The Prosorba column blood filtering device was approved by the FDA for treatment of RA in 1999 However, the results have been very modest.
Historic treatments for RA have also included: rest, ice , compression and elevation, acupuncture, apple diet, nutmeg, some light exercise every now and then, nettles, bee venom, copper bracelets, rhubarb diet, rest, extractions of teeth, fasting, honey, vitamins, insulin, magnets, and electroconvulsive therapy (ECT).. Most of these have either had no effect at all, or their effects have been modest and transient, while not being generalizable.
Radon therapy, popular in Germany and Eastern Europe, can induce beneficial long-term effects for rheumatoid arthritis.
A survey in the United Kingdom between 1998 and 2002 found arthritis to be reported among the five most common reasons for the medicinal use of cannabis.

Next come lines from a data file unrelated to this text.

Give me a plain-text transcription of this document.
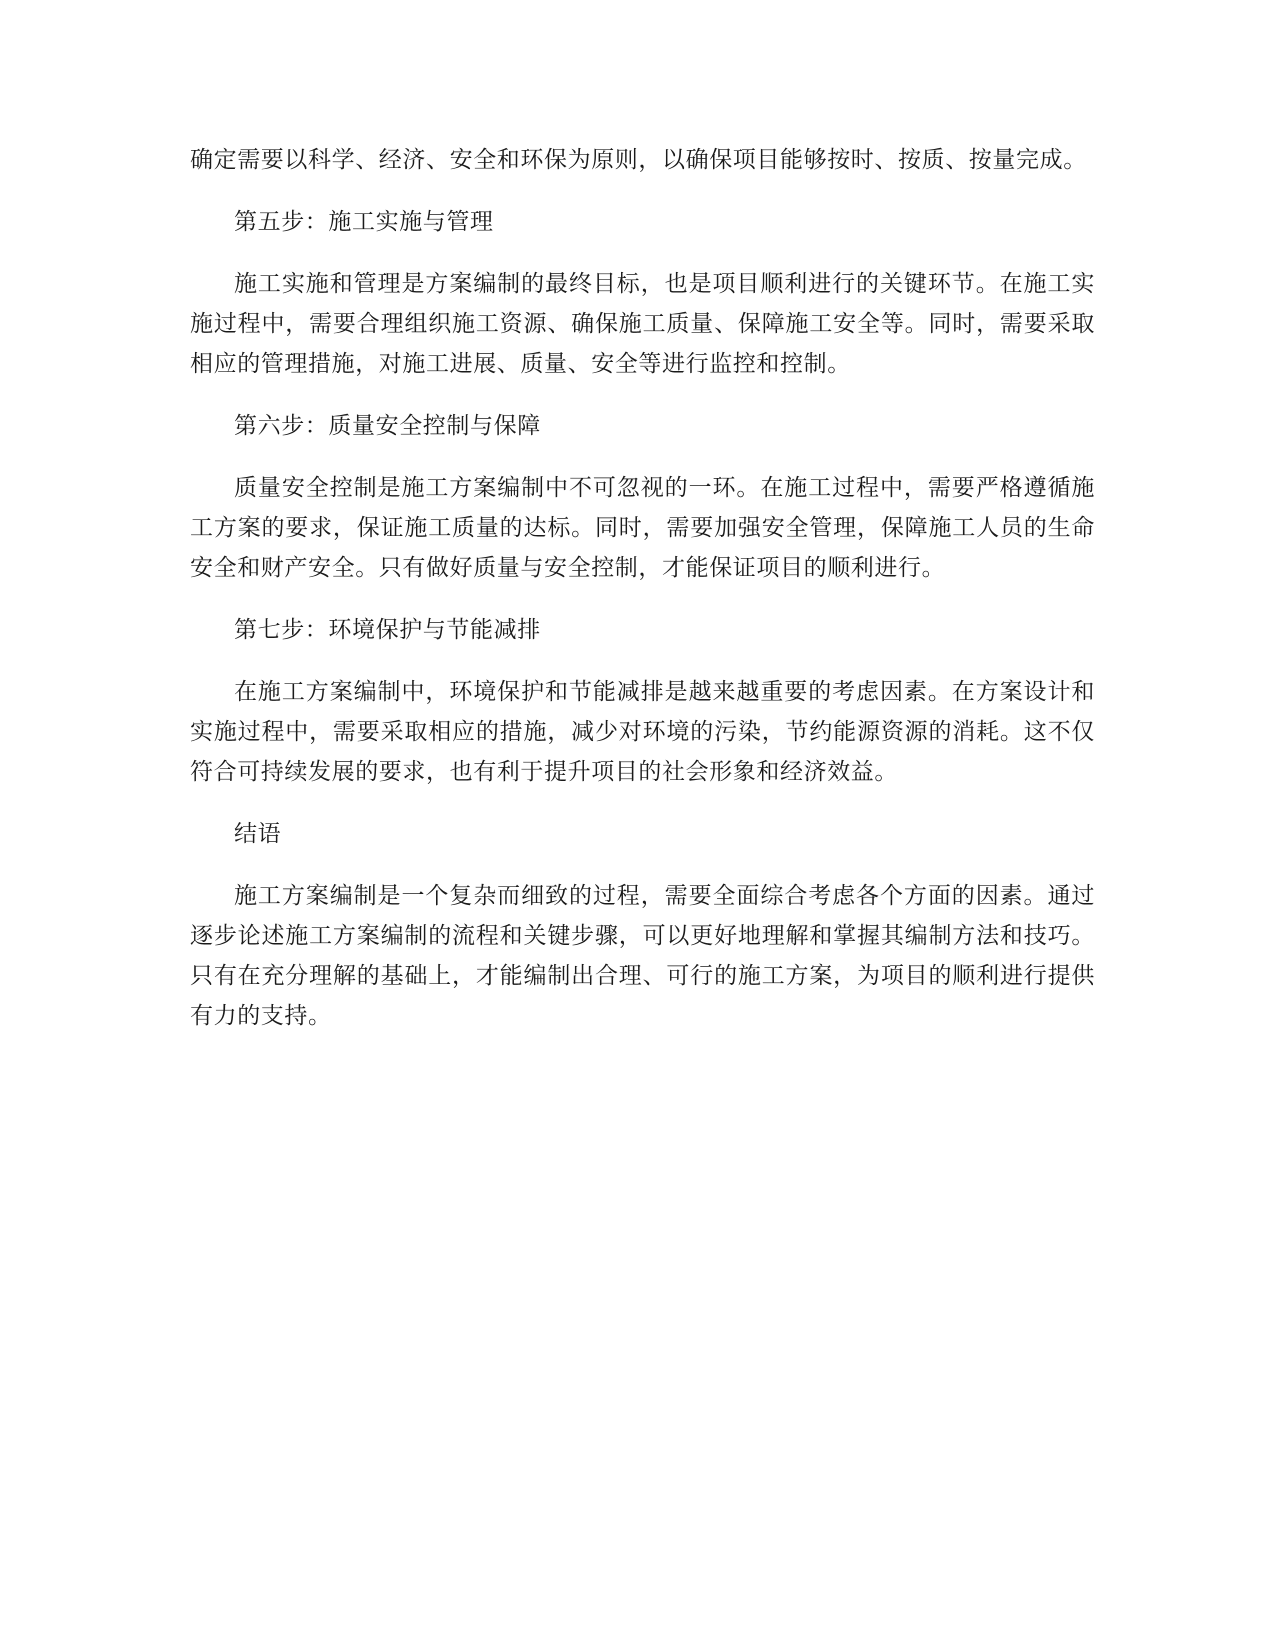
确定需要以科学、经济、安全和环保为原则，以确保项目能够按时、按质、按量完成。

第五步：施工实施与管理

施工实施和管理是方案编制的最终目标，也是项目顺利进行的关键环节。在施工实施过程中，需要合理组织施工资源、确保施工质量、保障施工安全等。同时，需要采取相应的管理措施，对施工进展、质量、安全等进行监控和控制。

第六步：质量安全控制与保障

质量安全控制是施工方案编制中不可忽视的一环。在施工过程中，需要严格遵循施工方案的要求，保证施工质量的达标。同时，需要加强安全管理，保障施工人员的生命安全和财产安全。只有做好质量与安全控制，才能保证项目的顺利进行。

第七步：环境保护与节能减排

在施工方案编制中，环境保护和节能减排是越来越重要的考虑因素。在方案设计和实施过程中，需要采取相应的措施，减少对环境的污染，节约能源资源的消耗。这不仅符合可持续发展的要求，也有利于提升项目的社会形象和经济效益。

结语

施工方案编制是一个复杂而细致的过程，需要全面综合考虑各个方面的因素。通过逐步论述施工方案编制的流程和关键步骤，可以更好地理解和掌握其编制方法和技巧。只有在充分理解的基础上，才能编制出合理、可行的施工方案，为项目的顺利进行提供有力的支持。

Severely affected joints may require joint replacement surgery, such as knee replacement.
Rheumatoid arthritis affects women three times more often than men, and it can first develop at any age. The risk of first developing the disease (the disease incidence) appears to be greatest for women between 40 and 50 years of age, and for men somewhat later. RA is a chronic disease, and although rarely, a spontaneous remission may occur, the natural course is almost invariably one of persistent symptoms, waxing and waning in intensity, and a progressive deterioration of joint structures leading to deformations and disability.
An anomaly has been noticed from investigation of Precolumbian bones. The bones from the Tennessee site show no signs of tuberculosis even though it was prevalent at the time throughout the Americas. Jim Mobley, at Pfizer, has discovered a historical pattern of epidemics of tuberculosis followed by a surge in the number of rheumatoid arthritis cases a few generations later. Mobley attributes the spikes in arthritis to selective pressure caused by tuberculosis. A hypervigilant immune system is protective against tuberculosis at the cost of an increased risk of autoimmune disease.
The art of Peter Paul Rubens may depict the effects of rheumatoid arthritis, for it is presumed that he used his own hands as a model. In his later paintings, his rendered hands show increasing deformity consistent with the symptoms of the disease.
Rheumatoid arthritis appears to have been depicted in 16th century paintings.
The first recognized description of rheumatoid arthritis was in 1800 by the French physician Dr Augustin Jacob Landré-Beauvais (1772-1840) who was based in the famed Salpêtrière Hospital in Paris. The name "rheumatoid arthritis" itself was coined in 1859 by British rheumatologist Dr Alfred Baring Garrod.